Scham und Pflege
Nie werde ich vergessen, wie meine pflegebedürftige Mutter reagiert hat, als es notwendig war, dass mein Mann sie waschen musste.
Am Tag vorher konnte ich plötzlich den gekippten Rollstuhl auf den fünf Stufen in den Garten nicht mehr halten. Plötzlich war die Kraft weg. Ich konnte nur noch schnell meine Hände unter die Griffe des Rollstuhls schieben und so verhindern, dass meine Mutter mit dem Kopf auf die Steinstufen aufschlug. Dabei brach ich mir meine Handgelenke, meine Mutter kam ohne eine Schramme davon.
So standen wir dann abends beim Bett meiner Mutter, meine Hände in Gips.
Mein Mann meinte, ich müsse ihm halt zeigen und erklären, was zu tun sei. Mutig. Ich habe ihn sehr bewundert.
Aber meine Mutter war voller Scham. Sie konnte nach ihrem Schlaganfall nicht reden, sondern ihre Gefühle nur durch Laute und Blicke äußern. Dass ich sie wasche und pflege, daran hatte sie sich in den zwei Wochen davor schon gewöhnt, aber nun ein Mann? Mein Mann?
Wir haben ihr erklärt, dass das Heim die Alternative wäre. Daheim ginge es nur so …
Wir haben sie dann noch behutsamer gepflegt und alles zugedeckt, was nicht gerade gesäubert werden musste, und das Licht gedimmt.
Man muss sich nur vorstellen, wie es einem selbst gehen würde in ähnlicher Situation.
Als etwa Siebenjährige war ich wegen einer Blinddarmentzündung im Krankenhaus. Es war Besuchszeit und die junge Frau im Nachbarbett hatte Besuch von ihrem Freund. Und ich musste dringend und durfte nach der OP nicht aufstehen. So brachte mir die Schwester die Bettschüssel und meinte, das ginge schon mit den Decken um mich herum.

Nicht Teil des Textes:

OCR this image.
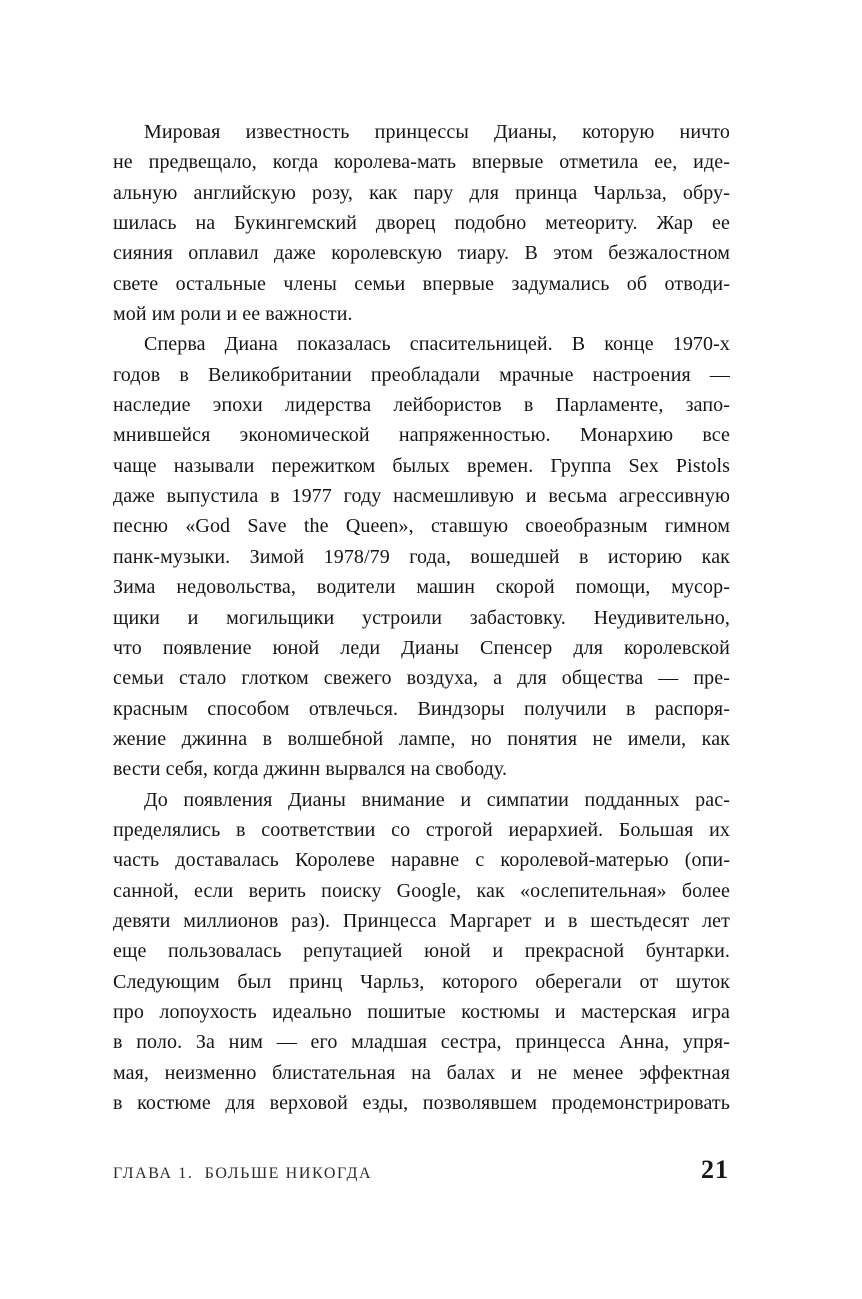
Мировая известность принцессы Дианы, которую ничто
не предвещало, когда королева-мать впервые отметила ее, иде-
альную английскую розу, как пару для принца Чарльза, обру-
шилась на Букингемский дворец подобно метеориту. Жар ее
сияния оплавил даже королевскую тиару. В этом безжалостном
свете остальные члены семьи впервые задумались об отводи-
мой им роли и ее важности.
Сперва Диана показалась спасительницей. В конце 1970-х
годов в Великобритании преобладали мрачные настроения —
наследие эпохи лидерства лейбористов в Парламенте, запо-
мнившейся экономической напряженностью. Монархию все
чаще называли пережитком былых времен. Группа Sex Pistols
даже выпустила в 1977 году насмешливую и весьма агрессивную
песню «God Save the Queen», ставшую своеобразным гимном
панк-музыки. Зимой 1978/79 года, вошедшей в историю как
Зима недовольства, водители машин скорой помощи, мусор-
щики и могильщики устроили забастовку. Неудивительно,
что появление юной леди Дианы Спенсер для королевской
семьи стало глотком свежего воздуха, а для общества — пре-
красным способом отвлечься. Виндзоры получили в распоря-
жение джинна в волшебной лампе, но понятия не имели, как
вести себя, когда джинн вырвался на свободу.
До появления Дианы внимание и симпатии подданных рас-
пределялись в соответствии со строгой иерархией. Большая их
часть доставалась Королеве наравне с королевой-матерью (опи-
санной, если верить поиску Google, как «ослепительная» более
девяти миллионов раз). Принцесса Маргарет и в шестьдесят лет
еще пользовалась репутацией юной и прекрасной бунтарки.
Следующим был принц Чарльз, которого оберегали от шуток
про лопоухость идеально пошитые костюмы и мастерская игра
в поло. За ним — его младшая сестра, принцесса Анна, упря-
мая, неизменно блистательная на балах и не менее эффектная
в костюме для верховой езды, позволявшем продемонстрировать
ГЛАВА 1.  БОЛЬШЕ НИКОГДА	21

Da saß ich dann auf meiner Schüssel, zwar eingepackt in Decken, aber komplett verzweifelt. Ich konnte doch nicht! Es war schon schwer genug neben den Mitpatientinnen, aber noch dazu vor einem Besuch! Als Kind fühlte ich mich nicht ernst genommen in diesem Moment.
Endlich hat mich jemand gerettet und den Besuch aus dem Zimmer geschickt.
Solche Erlebnisse helfen dann, andere zu verstehen.